Danışmanım Doç. Dr. Seçil DEREN Van Het Hof’a beni sürekli olarak desteklediği ve cesaretlendirdiği için teşekkür etmek istiyorum. Bana danışmanlık yapma ve fikirlerimi olgunlaştırma sürecinde göstermiş olduğu heyecan ve sabırdan ötürü kendisine müteşekkirim.

Partnerim Mercy’ye sonsuz sevgi ve teşekkürü bir borç bilirim. Akademik kariyerimin en başından beri benim için tam bir rol model ve cesaret kaynağı oldu.
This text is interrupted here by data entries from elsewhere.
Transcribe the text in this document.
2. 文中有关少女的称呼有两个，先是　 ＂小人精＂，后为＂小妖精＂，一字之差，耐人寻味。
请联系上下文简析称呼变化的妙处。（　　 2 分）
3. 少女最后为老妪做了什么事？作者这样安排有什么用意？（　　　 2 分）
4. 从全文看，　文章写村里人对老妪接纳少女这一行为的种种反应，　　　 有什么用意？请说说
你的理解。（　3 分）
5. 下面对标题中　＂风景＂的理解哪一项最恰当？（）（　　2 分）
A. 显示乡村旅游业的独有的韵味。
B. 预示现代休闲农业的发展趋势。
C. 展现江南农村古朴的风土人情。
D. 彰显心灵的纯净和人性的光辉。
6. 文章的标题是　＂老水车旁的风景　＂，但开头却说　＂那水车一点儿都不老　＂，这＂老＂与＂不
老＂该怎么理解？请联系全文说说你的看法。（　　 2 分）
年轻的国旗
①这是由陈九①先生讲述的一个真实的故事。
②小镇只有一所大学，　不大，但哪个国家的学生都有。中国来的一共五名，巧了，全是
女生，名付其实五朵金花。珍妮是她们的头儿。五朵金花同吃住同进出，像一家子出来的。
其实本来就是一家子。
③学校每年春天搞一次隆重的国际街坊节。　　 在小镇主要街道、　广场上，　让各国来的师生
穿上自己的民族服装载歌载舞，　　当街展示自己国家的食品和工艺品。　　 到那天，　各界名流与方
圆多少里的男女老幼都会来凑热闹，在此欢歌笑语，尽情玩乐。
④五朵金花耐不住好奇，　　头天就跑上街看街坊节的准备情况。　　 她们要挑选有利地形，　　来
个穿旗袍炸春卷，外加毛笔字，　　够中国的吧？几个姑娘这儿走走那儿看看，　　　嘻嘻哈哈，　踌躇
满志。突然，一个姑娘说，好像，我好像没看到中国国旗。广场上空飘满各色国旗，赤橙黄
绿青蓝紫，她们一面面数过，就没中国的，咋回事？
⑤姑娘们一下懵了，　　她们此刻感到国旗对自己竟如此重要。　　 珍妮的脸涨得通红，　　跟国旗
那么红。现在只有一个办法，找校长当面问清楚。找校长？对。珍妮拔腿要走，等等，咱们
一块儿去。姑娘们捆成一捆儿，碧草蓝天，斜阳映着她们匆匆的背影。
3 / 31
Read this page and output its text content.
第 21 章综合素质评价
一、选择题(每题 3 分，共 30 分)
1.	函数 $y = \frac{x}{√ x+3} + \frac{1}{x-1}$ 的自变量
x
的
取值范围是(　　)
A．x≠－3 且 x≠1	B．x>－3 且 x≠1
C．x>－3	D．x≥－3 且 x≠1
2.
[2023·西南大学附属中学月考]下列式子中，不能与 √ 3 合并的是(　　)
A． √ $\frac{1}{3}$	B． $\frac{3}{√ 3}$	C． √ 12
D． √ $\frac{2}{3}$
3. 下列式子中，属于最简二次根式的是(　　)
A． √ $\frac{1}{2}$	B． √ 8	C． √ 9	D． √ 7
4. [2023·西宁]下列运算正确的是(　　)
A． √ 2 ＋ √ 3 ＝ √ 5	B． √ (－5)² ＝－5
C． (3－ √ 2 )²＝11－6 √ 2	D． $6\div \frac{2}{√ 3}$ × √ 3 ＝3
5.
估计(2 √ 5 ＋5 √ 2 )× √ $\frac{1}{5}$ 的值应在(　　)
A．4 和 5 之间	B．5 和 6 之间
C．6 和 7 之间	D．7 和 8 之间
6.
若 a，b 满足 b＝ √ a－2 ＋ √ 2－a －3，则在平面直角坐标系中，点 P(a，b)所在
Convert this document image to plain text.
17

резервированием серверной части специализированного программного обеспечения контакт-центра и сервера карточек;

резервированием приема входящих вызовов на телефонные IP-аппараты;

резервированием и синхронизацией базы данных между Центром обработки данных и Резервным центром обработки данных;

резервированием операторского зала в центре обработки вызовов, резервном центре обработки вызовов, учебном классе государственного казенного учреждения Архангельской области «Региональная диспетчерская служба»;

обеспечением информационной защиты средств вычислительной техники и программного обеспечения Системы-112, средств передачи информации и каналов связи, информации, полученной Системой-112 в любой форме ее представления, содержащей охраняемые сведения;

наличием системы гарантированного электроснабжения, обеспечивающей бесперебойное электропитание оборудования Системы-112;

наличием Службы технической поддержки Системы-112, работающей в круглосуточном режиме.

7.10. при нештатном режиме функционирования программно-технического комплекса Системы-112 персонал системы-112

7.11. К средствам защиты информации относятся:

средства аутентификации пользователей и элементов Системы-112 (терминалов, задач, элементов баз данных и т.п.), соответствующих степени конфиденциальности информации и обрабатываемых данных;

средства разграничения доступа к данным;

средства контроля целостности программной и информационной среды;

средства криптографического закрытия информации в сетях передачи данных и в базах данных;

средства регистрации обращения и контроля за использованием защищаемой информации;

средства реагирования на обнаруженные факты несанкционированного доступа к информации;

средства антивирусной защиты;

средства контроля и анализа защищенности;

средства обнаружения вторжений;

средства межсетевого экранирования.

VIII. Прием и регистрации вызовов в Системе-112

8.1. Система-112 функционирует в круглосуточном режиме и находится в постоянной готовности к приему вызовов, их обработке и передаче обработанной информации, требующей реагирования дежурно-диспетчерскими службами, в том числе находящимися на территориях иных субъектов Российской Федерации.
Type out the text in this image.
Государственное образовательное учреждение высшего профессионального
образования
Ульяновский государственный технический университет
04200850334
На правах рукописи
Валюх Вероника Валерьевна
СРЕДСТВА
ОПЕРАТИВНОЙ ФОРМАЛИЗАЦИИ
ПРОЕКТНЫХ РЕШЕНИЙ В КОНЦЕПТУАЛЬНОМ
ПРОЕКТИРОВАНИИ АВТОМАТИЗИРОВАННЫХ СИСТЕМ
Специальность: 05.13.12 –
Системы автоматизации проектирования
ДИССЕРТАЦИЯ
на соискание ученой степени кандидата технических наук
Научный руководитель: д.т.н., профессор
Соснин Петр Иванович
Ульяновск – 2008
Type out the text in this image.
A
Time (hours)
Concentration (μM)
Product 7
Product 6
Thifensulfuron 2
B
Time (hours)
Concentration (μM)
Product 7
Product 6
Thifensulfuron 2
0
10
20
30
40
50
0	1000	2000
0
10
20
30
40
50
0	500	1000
O olmasaydı bu tezi bitirmek için gerekli olan gücü kendimde bulamayabilirdim. Mercy benim fikirlerimi her zaman dinliyor ve destek veriyor. Kendisiyle birlikte olmaktan büyük keyif alıyorum.

Her şeyden önemlisi babam Philip ve annem Doreen ile kardeşlerime sonsuz teşekkürler. Hayatımdaki bütün başarıları onlara borçluyum. Bana her zaman yol gösterdiler ve cesaretlendirdiler. Bu muhteşem insanların desteği arkamda olmasaydı bugün burada olamazdım.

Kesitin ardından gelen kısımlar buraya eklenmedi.